As the authors produced Psalms and Song of Songs, humankind grew into the age of reason. With that reason, came the realization that our God could be in relationship with us and we longed for that connection.
But we were missing something. Because of our selfishness, we couldn’t see past our teenage needs. Not until the Father sent his Son, not until we saw the Incarnation, did we see true Love. We needed to hear the words of hope and salvation, and like all teens, we then understood life had meaning. Jesus brought definition to what was deep in our hearts that we could not express.
As with the crossing of the threshold from youth to adulthood, humanity couldn’t take the next step until we experienced true sacrifice. Jesus proclaimed this sacrifice by stretching out his arms on the cross encompassing the whole world, and that action thrust us into maturity.
It’s not that God changed from a fearful God to a loving God, it’s that we grew up.
With adulthood comes responsibility. Whether we choose to fall into his crucified arms or we choose to turn away, it’s up to us. When we feel broken and damaged, it is up to us to recognize the ultimate Love and accept it.

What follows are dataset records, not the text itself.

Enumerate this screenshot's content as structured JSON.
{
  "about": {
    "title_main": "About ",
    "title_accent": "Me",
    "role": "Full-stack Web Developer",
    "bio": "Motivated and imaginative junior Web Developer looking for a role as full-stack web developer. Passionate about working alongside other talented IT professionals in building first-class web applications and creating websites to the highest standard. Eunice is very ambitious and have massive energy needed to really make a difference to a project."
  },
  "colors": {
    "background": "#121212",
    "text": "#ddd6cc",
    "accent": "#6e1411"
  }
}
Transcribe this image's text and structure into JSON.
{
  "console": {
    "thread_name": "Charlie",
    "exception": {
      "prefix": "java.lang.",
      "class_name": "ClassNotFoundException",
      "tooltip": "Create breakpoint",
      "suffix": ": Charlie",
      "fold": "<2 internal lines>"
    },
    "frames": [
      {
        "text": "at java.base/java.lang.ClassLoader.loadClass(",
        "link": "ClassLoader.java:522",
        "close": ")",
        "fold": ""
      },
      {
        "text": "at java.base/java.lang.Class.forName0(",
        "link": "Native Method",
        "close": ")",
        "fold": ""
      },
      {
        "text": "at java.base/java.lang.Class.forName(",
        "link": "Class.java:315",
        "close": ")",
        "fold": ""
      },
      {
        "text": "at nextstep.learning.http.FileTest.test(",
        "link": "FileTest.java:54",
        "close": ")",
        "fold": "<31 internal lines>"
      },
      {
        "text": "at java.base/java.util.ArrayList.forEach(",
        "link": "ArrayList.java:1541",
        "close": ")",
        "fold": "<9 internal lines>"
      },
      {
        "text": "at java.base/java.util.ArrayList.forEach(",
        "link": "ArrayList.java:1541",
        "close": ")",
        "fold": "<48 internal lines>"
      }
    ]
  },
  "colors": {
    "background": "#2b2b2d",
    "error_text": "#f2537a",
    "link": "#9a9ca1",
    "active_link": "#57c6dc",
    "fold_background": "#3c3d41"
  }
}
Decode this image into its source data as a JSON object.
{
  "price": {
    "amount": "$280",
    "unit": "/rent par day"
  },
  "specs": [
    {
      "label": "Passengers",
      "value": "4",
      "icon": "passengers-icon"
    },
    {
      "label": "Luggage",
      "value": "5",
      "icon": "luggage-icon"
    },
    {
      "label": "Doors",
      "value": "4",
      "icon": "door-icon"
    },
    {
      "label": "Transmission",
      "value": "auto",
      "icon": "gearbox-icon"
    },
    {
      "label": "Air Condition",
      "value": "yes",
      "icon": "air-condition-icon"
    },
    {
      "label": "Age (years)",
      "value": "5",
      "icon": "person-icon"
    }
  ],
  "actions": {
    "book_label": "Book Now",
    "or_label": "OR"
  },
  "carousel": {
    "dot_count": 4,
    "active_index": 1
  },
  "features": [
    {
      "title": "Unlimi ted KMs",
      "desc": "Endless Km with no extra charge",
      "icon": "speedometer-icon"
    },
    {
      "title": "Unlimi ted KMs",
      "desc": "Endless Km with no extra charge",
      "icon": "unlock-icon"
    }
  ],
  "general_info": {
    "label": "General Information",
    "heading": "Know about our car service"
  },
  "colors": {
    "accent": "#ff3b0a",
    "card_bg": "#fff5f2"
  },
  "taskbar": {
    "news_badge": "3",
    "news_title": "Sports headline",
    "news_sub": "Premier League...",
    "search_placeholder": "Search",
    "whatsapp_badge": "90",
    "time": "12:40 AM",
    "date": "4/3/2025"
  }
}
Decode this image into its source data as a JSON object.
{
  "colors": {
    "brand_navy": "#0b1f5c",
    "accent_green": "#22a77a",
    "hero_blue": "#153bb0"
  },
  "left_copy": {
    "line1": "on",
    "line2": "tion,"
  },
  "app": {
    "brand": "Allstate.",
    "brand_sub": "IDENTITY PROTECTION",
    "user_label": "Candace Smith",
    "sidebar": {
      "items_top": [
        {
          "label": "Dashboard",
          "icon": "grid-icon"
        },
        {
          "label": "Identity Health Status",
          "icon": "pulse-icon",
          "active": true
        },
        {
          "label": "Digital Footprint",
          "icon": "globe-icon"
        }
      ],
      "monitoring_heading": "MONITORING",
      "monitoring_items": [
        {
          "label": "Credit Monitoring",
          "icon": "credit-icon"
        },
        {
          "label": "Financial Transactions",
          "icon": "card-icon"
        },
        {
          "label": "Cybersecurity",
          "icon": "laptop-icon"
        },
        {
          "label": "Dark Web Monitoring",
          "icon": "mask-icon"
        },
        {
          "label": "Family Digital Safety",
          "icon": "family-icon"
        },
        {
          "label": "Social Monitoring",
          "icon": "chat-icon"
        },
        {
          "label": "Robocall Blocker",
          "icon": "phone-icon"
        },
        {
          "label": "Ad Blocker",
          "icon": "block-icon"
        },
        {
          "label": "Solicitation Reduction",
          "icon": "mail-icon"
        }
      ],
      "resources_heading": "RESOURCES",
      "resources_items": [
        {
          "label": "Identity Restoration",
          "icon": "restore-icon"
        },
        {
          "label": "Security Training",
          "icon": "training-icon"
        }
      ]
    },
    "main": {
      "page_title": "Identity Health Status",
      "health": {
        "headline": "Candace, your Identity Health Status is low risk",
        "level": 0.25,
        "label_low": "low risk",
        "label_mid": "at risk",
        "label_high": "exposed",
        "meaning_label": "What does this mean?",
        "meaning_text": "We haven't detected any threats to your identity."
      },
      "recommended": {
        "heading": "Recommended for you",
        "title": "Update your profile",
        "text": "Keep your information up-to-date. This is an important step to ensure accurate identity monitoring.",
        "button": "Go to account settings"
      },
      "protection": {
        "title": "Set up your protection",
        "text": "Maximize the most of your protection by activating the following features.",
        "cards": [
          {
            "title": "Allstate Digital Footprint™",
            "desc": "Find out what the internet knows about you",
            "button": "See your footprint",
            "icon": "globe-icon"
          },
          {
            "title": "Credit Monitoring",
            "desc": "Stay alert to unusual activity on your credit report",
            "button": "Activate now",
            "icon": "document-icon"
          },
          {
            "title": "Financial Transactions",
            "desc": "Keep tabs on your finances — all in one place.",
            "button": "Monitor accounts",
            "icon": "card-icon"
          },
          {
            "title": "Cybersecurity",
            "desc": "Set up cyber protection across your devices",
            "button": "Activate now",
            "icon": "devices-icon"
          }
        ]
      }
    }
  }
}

I believe that there’s a reason that Revelations is the last book of the Bible. It takes to completion the concept of God’s saving plan for us by revealing that there is something else, something besides this life. God revealed his entire plan, His entire set of emotions, His love for us from infancy to adulthood. Now it’s up to us.
He calls us in the words of Paul in 1 Corinthians with the definition of love and He proved that love at Calvary. He is a loving parent waiting for us to fall into His arms with everything we have, all the love and all the hurts, because truly He is the only one that can love us completely.
Emotions matter and only Love can save us.